For governance, the valuable result is not only the benchmark number. It is the proposed unit of evidence: an agent trajectory can carry a behavioral mark even when the reseller edits the visible text. That turns the log from a passive audit artifact into a contested provenance object.
Limits and Receipts
The paper should not be read as proof that a watermarked agent is safe, truthful, authorized, or compliant. It is an attribution method under a specified threat model. It does not decide whether the agent should have taken an action, whether the action harmed someone, whether the tool result was correct, or whether the reseller's contract terms were fair.
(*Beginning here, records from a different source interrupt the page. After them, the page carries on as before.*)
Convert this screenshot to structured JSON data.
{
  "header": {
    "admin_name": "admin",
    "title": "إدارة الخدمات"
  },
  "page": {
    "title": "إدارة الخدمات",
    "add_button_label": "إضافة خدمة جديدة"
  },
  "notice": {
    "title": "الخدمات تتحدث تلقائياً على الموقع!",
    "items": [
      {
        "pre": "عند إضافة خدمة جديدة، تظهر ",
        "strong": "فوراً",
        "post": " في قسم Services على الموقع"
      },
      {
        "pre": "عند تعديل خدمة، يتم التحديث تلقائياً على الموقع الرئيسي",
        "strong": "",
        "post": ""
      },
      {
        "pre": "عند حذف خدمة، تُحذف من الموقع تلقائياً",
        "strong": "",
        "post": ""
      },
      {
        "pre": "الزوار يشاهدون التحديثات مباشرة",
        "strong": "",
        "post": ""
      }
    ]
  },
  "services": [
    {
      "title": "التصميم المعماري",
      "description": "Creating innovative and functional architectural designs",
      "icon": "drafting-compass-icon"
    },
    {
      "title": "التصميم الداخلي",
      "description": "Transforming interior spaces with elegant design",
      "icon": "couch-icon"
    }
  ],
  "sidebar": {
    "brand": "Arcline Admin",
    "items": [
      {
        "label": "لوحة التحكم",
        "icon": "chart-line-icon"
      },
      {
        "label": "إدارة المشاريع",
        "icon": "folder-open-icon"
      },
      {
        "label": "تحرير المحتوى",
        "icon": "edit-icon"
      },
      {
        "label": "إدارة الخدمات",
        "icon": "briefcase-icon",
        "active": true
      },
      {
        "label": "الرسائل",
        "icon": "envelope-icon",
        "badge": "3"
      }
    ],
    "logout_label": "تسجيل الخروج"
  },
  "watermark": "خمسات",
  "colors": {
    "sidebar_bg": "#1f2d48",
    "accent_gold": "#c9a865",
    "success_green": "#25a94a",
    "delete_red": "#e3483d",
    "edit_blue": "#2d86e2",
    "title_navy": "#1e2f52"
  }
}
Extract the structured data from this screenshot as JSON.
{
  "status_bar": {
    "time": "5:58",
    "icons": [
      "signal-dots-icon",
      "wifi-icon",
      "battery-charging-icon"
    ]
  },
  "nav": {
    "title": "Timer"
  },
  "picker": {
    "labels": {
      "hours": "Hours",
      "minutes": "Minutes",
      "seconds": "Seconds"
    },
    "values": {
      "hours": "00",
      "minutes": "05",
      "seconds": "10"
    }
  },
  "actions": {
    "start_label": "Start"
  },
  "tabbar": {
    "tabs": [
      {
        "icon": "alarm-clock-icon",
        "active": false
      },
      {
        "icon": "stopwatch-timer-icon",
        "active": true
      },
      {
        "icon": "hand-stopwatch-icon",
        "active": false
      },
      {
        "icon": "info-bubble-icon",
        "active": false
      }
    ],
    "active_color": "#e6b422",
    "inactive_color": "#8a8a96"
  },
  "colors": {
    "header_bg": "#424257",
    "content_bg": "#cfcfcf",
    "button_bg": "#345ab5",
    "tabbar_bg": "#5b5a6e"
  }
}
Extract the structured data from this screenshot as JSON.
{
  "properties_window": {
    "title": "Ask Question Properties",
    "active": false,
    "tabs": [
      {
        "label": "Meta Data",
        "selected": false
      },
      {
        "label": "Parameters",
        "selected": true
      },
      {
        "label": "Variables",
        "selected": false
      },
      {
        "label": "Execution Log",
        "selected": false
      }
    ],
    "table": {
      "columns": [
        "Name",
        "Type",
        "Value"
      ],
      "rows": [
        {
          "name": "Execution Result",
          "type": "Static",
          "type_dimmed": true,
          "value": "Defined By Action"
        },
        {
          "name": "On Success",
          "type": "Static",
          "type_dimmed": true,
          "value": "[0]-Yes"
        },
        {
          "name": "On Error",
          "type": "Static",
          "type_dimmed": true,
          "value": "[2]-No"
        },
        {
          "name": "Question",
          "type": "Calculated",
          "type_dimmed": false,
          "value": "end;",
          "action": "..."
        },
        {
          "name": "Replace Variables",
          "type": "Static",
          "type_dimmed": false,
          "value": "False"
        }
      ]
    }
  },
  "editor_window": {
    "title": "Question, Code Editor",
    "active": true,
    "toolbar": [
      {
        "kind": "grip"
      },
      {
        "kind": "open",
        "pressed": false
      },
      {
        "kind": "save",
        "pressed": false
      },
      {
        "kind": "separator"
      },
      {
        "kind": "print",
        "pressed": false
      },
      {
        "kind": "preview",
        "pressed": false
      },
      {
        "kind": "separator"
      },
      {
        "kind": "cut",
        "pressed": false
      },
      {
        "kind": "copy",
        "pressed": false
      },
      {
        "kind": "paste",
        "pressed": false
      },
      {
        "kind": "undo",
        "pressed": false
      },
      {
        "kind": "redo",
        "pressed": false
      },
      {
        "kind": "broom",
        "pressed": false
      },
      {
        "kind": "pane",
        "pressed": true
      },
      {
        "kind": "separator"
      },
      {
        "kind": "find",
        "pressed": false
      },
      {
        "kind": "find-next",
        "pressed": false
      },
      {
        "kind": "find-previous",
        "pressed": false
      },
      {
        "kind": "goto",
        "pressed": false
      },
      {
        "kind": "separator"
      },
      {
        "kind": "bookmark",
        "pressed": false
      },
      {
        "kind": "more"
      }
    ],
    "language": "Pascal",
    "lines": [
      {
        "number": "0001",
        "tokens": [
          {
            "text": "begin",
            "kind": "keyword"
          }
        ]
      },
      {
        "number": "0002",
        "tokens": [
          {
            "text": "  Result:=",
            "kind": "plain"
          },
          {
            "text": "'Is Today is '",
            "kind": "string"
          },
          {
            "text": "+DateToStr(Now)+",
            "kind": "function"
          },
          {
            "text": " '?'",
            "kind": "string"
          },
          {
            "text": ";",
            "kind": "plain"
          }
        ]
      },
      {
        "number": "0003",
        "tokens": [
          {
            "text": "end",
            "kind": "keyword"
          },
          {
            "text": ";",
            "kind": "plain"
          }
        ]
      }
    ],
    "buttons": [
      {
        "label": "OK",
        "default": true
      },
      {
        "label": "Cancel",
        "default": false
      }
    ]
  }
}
It also depends on implementation details that governance has to preserve: key custody, trajectory schema, decision grouping, candidate-action distributions, entropy estimates, detection thresholds, false-positive calibration, pooling policy, and consistency checks between the execution record and the log offered for review. If those disappear, the watermark becomes a claim without an audit trail.
This page therefore belongs beside content provenance and watermarking, AI data provenance, agent log receipts, agent runtime governance, action certificates, and AI agent observability. The new lesson is that provenance has to follow the action stream, not only the output.
The Receipt
An agent-trajectory watermark receipt should name the provider, reseller, agent version, trajectory schema, logged tool calls, observations, executed actions, decision groups, candidate-action source, watermark channel versions, key custody, detector version, deletion test, rewriting test, threshold, false-positive calibration, pooling policy, and log/execution consistency audit.
The governance question is not whether the watermark makes the agent trustworthy. It is whether the agent's action history can still be attributed when the party selling the agent also controls the record.
Sources
- Zheng Gao, Xiaoyu Li, Xiaoyan Feng, Jiaojiao Jiang, Yang Song, Yulei Sui, Zhenchang Xing, and Liming Zhu, TRACE: A Two-Channel Robust Attribution Watermark via Complementary Embeddings for LLM-Agent Trajectories, arXiv:2607.08400 [cs.CR], submitted July 9, 2026.
- arXiv experimental HTML for TRACE: A Two-Channel Robust Attribution Watermark via Complementary Embeddings for LLM-Agent Trajectories, checked for the reseller threat model, trajectory definition, selection channel, tally channel, deletion and rewriting analysis, benchmark reports, and practical notes.
- arXiv API record for arXiv:2607.08400, checked for title, authors, subject categories, submission date, and version metadata.